İrlanda Cumhuriyeti vatandaşları, 24 Ekim’de Michael D. Higgins’in yerine yeni cumhurbaşkanını seçmek için sandık başına gidecek. Seçilecek isim, 1937 Anayasası ile kurulan başkanlık makamının onuncu sahibi olacak.
Başkanlık görevi başlangıçta çoğunlukla törensel ve siyasetin üstünde görülse de, Mary Robinson’ın 1990’daki tarihi seçimiyle kampanyalar giderek politikleşti. Bu yıl yarış, sol bağımsız Catherine Connolly ile merkez sağ Fine Gael’in Heather Humphreys arasında şekilleniyor. Üç adaydan biri olan Jim Gavin, kampanyasını 5 Ekim’de eski bir borç nedeniyle çekti, ancak ismi oy pusulasında yer alacak.
![]()
Aday olabilmek için Oireachtas üyelerinin 20’sinden destek veya 31 belediyeden 4’ünün onayı gerekiyor. Bu seçimde sadece üç aday gerekli desteği alabildi; bu, 1990’dan beri en düşük aday sayısı. Connolly, Sinn Féin, İşçi Partisi, Yeşiller ve Sosyal Demokratlar dahil tüm büyük sol partilerin desteğini aldı. Ancak İrlanda başkanlık seçimleri öngörülemez olmasıyla biliniyor; 2011’de önde başlayan aday, kampanyanın son günlerinde geriledi.
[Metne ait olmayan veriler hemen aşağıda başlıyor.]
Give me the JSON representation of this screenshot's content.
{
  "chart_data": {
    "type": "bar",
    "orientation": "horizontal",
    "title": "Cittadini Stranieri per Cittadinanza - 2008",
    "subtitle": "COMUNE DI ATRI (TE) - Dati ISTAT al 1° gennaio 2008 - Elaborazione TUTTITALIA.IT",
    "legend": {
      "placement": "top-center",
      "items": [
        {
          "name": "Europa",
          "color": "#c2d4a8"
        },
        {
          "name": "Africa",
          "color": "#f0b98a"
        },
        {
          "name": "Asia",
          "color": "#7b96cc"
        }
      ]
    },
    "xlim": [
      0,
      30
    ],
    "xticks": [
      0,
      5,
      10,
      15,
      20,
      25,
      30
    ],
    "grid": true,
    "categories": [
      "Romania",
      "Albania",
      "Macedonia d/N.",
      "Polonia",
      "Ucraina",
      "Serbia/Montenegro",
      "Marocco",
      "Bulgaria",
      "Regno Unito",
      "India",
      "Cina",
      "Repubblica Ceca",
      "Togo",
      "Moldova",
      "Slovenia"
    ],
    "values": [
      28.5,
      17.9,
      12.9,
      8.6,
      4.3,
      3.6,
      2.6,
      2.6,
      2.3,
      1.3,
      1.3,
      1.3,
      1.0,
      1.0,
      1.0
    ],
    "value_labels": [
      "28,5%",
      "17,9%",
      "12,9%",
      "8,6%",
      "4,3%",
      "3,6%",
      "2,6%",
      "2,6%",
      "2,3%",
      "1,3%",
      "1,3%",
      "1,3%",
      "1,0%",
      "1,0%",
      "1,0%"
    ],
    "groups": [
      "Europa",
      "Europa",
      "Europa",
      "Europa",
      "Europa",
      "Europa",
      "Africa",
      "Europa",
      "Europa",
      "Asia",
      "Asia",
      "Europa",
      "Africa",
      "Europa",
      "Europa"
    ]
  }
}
İrlanda başkanı, parlamenter bir cumhuriyet içinde teknik olarak törensel bir görev üstlense de, doğrudan seçimle gelmesi yumuşak etki ve moral otorite sağlıyor. Michael D. Higgins, görevdeyken hükümeti zaman zaman eleştirmiş ve makamın algısını değiştirmişti. Başkanın iki temel yetkisi; Taoiseach’in Dáil’i feshetme talebini reddetmek ve yasayı Anayasa Mahkemesi’ne göndermek. Tarihsel olarak bu yetkiler nadiren kullanıldı.
Seçim, çoğunlukla ikinci dereceden bir yarış işlevi görüyor; muhalefet partileri, merkezi sağ koalisyona karşı halkın görüşünü ölçme fırsatı buluyor. Ancak zafer, hükümet değişikliği anlamına gelmeyebilir. 2018’de Higgins, oyların %56’sını almış, ama partisi sonraki genel seçimlerde ivme kazanamamıştı.
Bu seçimde katılımın düşük olması bekleniyor. Anketler, oy vereceklerin yarısının adayları temsil etmediğini düşündüğünü gösteriyor. Genç seçmenlerin Connolly’e olan ilgisi yüksek olsa da, sandığa gidip gitmeyecekleri sonucu belirleyecek.